Il protestante commette peccati, prega Dio, chiede perdono e dice che Dio lo perdona, ma come sa che Dio lo ha effettivamente perdonato? È molto difficile che possa essere sicuro di essere stato perdonato.

Il cattolico, invece, dopo una confessione ben fatta, quando il sacerdote alza la mano consacrata e gli dice “Io ti assolvo nel nome del Padre…”, è sicuro di essere stato perdonato e ha una grande pace nell’anima che non trova in nient’altro.

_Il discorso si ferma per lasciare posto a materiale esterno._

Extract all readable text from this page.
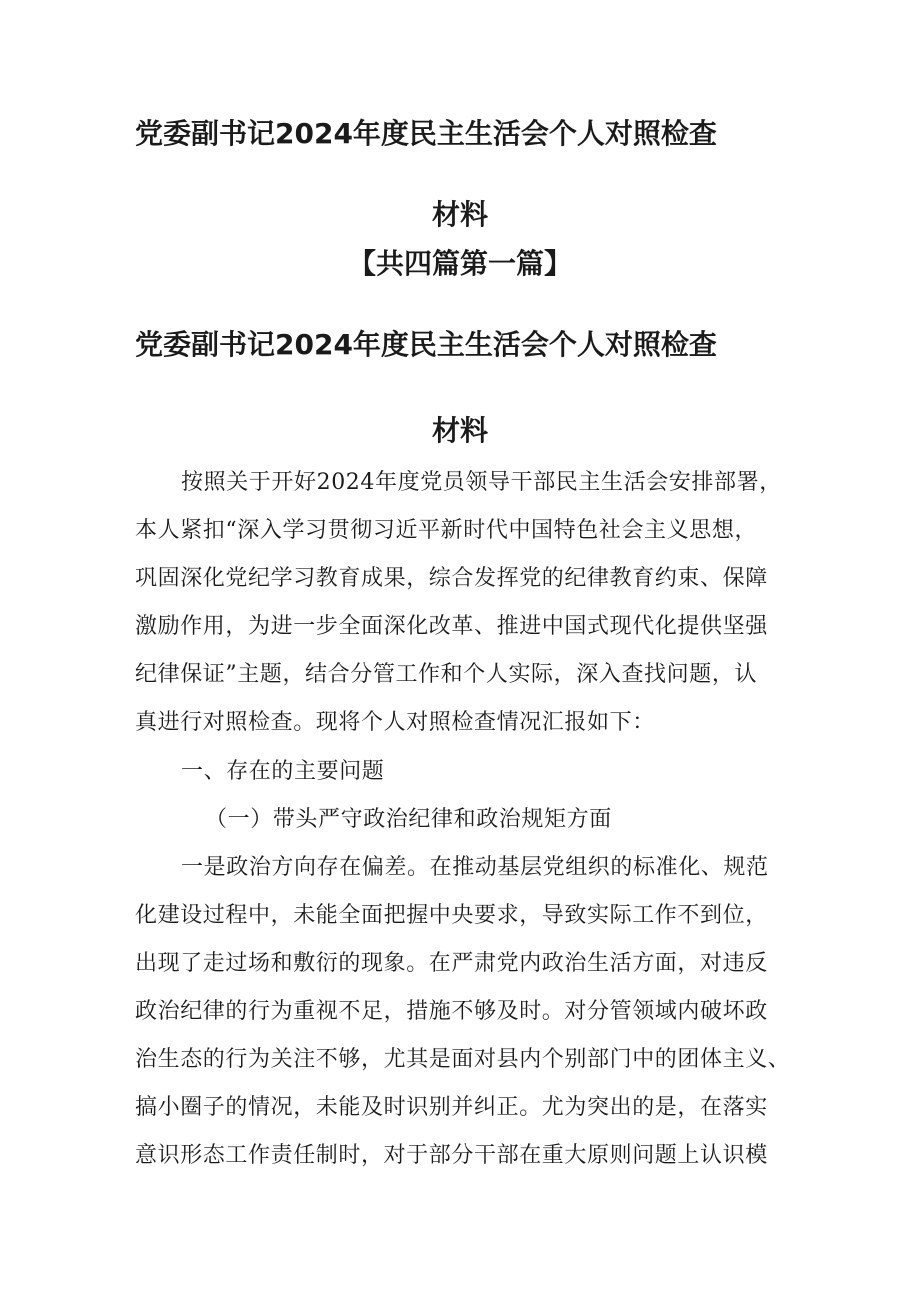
党委副书记2024年度民主生活会个人对照检查
材料
【共四篇第一篇】
党委副书记2024年度民主生活会个人对照检查
材料
按照关于开好2024年度党员领导干部民主生活会安排部署，
本人紧扣“深入学习贯彻习近平新时代中国特色社会主义思想，
巩固深化党纪学习教育成果，综合发挥党的纪律教育约束、保障
激励作用，为进一步全面深化改革、推进中国式现代化提供坚强
纪律保证”主题，结合分管工作和个人实际，深入查找问题，认
真进行对照检查。现将个人对照检查情况汇报如下：
一、存在的主要问题
（一）带头严守政治纪律和政治规矩方面
一是政治方向存在偏差。在推动基层党组织的标准化、规范
化建设过程中，未能全面把握中央要求，导致实际工作不到位，
出现了走过场和敷衍的现象。在严肃党内政治生活方面，对违反
政治纪律的行为重视不足，措施不够及时。对分管领域内破坏政
治生态的行为关注不够，尤其是面对县内个别部门中的团体主义、
搞小圈子的情况，未能及时识别并纠正。尤为突出的是，在落实
意识形态工作责任制时，对于部分干部在重大原则问题上认识模
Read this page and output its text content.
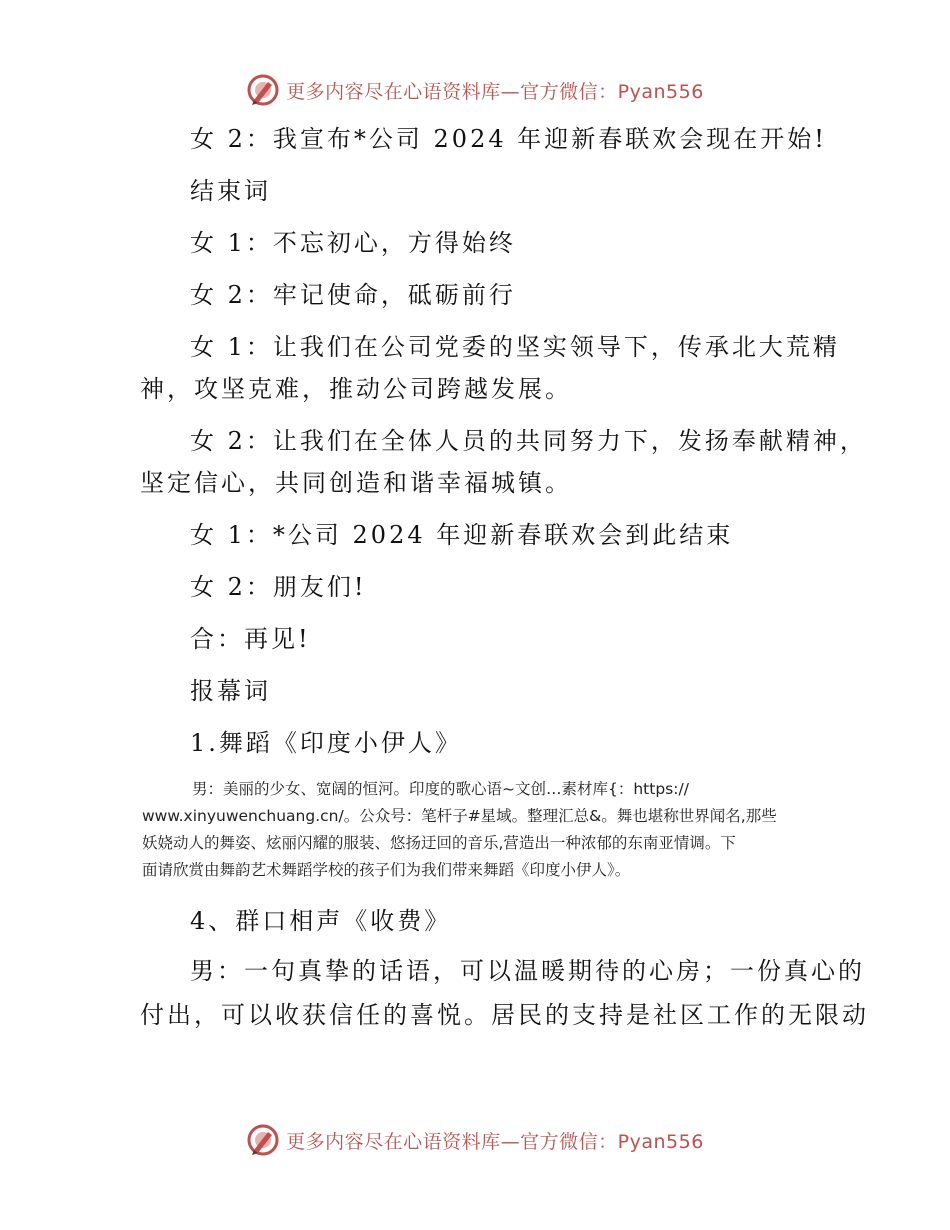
更多内容尽在心语资料库—官方微信：Pyan556
女 2：我宣布*公司 2024 年迎新春联欢会现在开始!
结束词
女 1：不忘初心，方得始终
女 2：牢记使命，砥砺前行
女 1：让我们在公司党委的坚实领导下，传承北大荒精
神，攻坚克难，推动公司跨越发展。
女 2：让我们在全体人员的共同努力下，发扬奉献精神，
坚定信心，共同创造和谐幸福城镇。
女 1：*公司 2024 年迎新春联欢会到此结束
女 2：朋友们!
合：再见!
报幕词
1.舞蹈《印度小伊人》
男：美丽的少女、宽阔的恒河。印度的歌心语~文创…素材库{：https://
www.xinyuwenchuang.cn/。公众号：笔杆子#星域。整理汇总&。舞也堪称世界闻名,那些
妖娆动人的舞姿、炫丽闪耀的服装、悠扬迂回的音乐,营造出一种浓郁的东南亚情调。下
面请欣赏由舞韵艺术舞蹈学校的孩子们为我们带来舞蹈《印度小伊人》。
4、群口相声《收费》
男：一句真挚的话语，可以温暖期待的心房；一份真心的
付出，可以收获信任的喜悦。居民的支持是社区工作的无限动
更多内容尽在心语资料库—官方微信：Pyan556
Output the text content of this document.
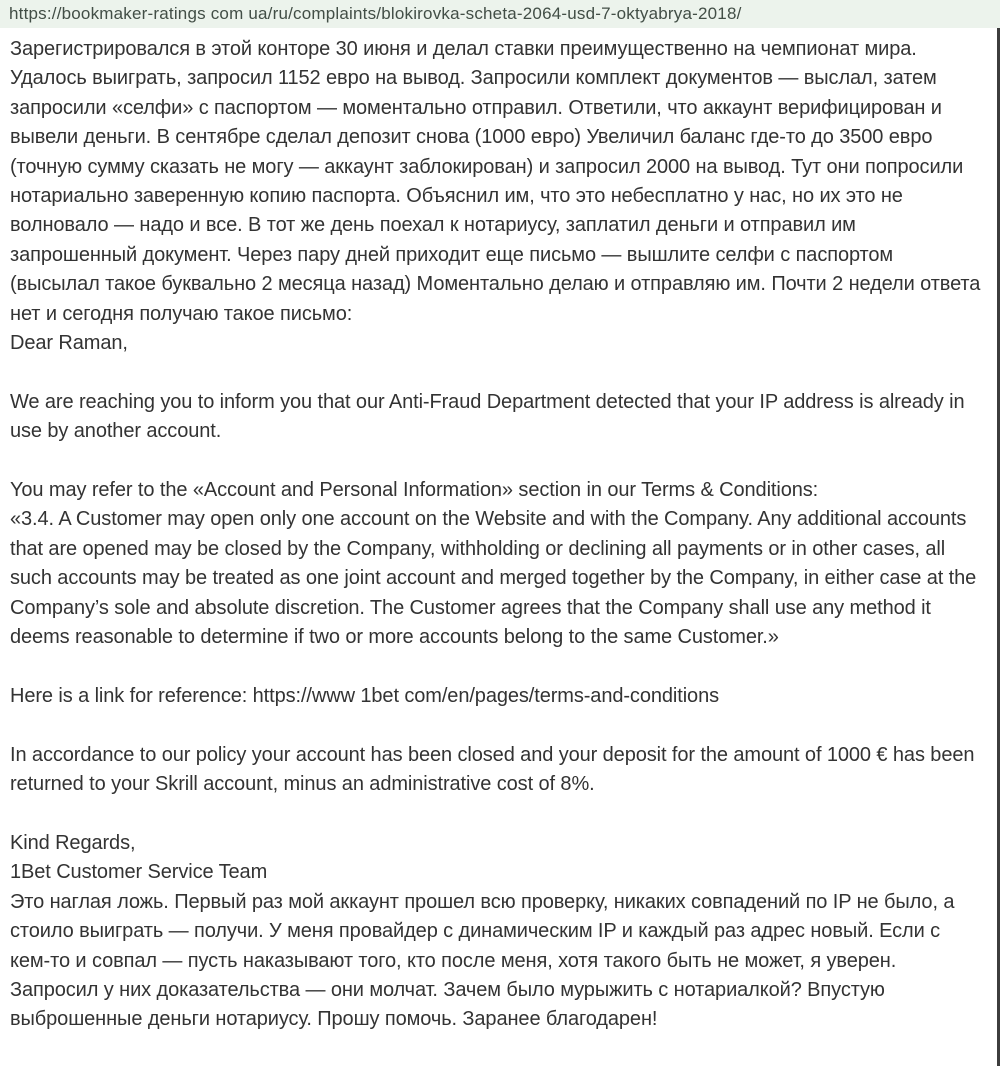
https://bookmaker-ratings com ua/ru/complaints/blokirovka-scheta-2064-usd-7-oktyabrya-2018/
Зарегистрировался в этой конторе 30 июня и делал ставки преимущественно на чемпионат мира. Удалось выиграть, запросил 1152 евро на вывод. Запросили комплект документов — выслал, затем запросили «селфи» с паспортом — моментально отправил. Ответили, что аккаунт верифицирован и вывели деньги. В сентябре сделал депозит снова (1000 евро) Увеличил баланс где-то до 3500 евро (точную сумму сказать не могу — аккаунт заблокирован) и запросил 2000 на вывод. Тут они попросили нотариально заверенную копию паспорта. Объяснил им, что это небесплатно у нас, но их это не волновало — надо и все. В тот же день поехал к нотариусу, заплатил деньги и отправил им запрошенный документ. Через пару дней приходит еще письмо — вышлите селфи с паспортом (высылал такое буквально 2 месяца назад) Моментально делаю и отправляю им. Почти 2 недели ответа нет и сегодня получаю такое письмо:
Dear Raman,
We are reaching you to inform you that our Anti-Fraud Department detected that your IP address is already in use by another account.
You may refer to the «Account and Personal Information» section in our Terms & Conditions:
«3.4. A Customer may open only one account on the Website and with the Company. Any additional accounts that are opened may be closed by the Company, withholding or declining all payments or in other cases, all such accounts may be treated as one joint account and merged together by the Company, in either case at the Company’s sole and absolute discretion. The Customer agrees that the Company shall use any method it deems reasonable to determine if two or more accounts belong to the same Customer.»
Here is a link for reference: https://www 1bet com/en/pages/terms-and-conditions
In accordance to our policy your account has been closed and your deposit for the amount of 1000 € has been returned to your Skrill account, minus an administrative cost of 8%.
Kind Regards,
1Bet Customer Service Team
Это наглая ложь. Первый раз мой аккаунт прошел всю проверку, никаких совпадений по IP не было, а стоило выиграть — получи. У меня провайдер с динамическим IP и каждый раз адрес новый. Если с кем-то и совпал — пусть наказывают того, кто после меня, хотя такого быть не может, я уверен. Запросил у них доказательства — они молчат. Зачем было мурыжить с нотариалкой? Впустую выброшенные деньги нотариусу. Прошу помочь. Заранее благодарен!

Per questo un non cattolico diceva: “Io invidio i cattolici. Quando io pecco, chiedo perdono a Dio, ma non sono sicuro di essere stato perdonato o meno. Il cattolico, invece, è così sicuro del perdono che non ho riscontrato quella pace in alcun’altra religione”. La confessione è il rimedio migliore per ottenere la pace dell’anima.

Il cattolico sa che non si tratta semplicemente di “peccare, pregare e punto”. Facciamo un esempio: una donna cattolica commette un aborto. Non può andare a casa, pregare e dire che è tutto sistemato. No. Deve andare da un sacerdote e confessare il suo peccato. E il sacerdote le farà vedere quanto sia stato grave, essendo un peccato che porta alla scomunica nella Chiesa. Il sacerdote le consiglierà una penitenza forte. Lei forse piangerà in quel momento, e prima di abortire di nuovo ci penserà parecchio… E quell’uomo che compra cose rubate? E quella ragazza che non si fa rispettare dal fidanzato? E quella donna che sparla degli altri? E quell’ubriaco? Confessando i loro peccati, troveranno qualcuno che parla loro in nome di Dio e li fa riflettere e cambiare vita.

Cari fratelli, concludo questo testo con una grande speranza nel fatto che noi cattolici siamo capaci di riscoprire il grande tesoro della confessione.

Quante migliaia di persone hanno migliorato la propria vita solo facendo una buona confessione! Un grande psicologo diceva: “Non conosco alcun metodo tanto buono per migliorare la vita come la confessione dei cattolici”. Spero che questo “grande tesoro” che Gesù ha lasciato nella sua Chiesa sia anche fruttuoso per la crescita della nostra vita spirituale.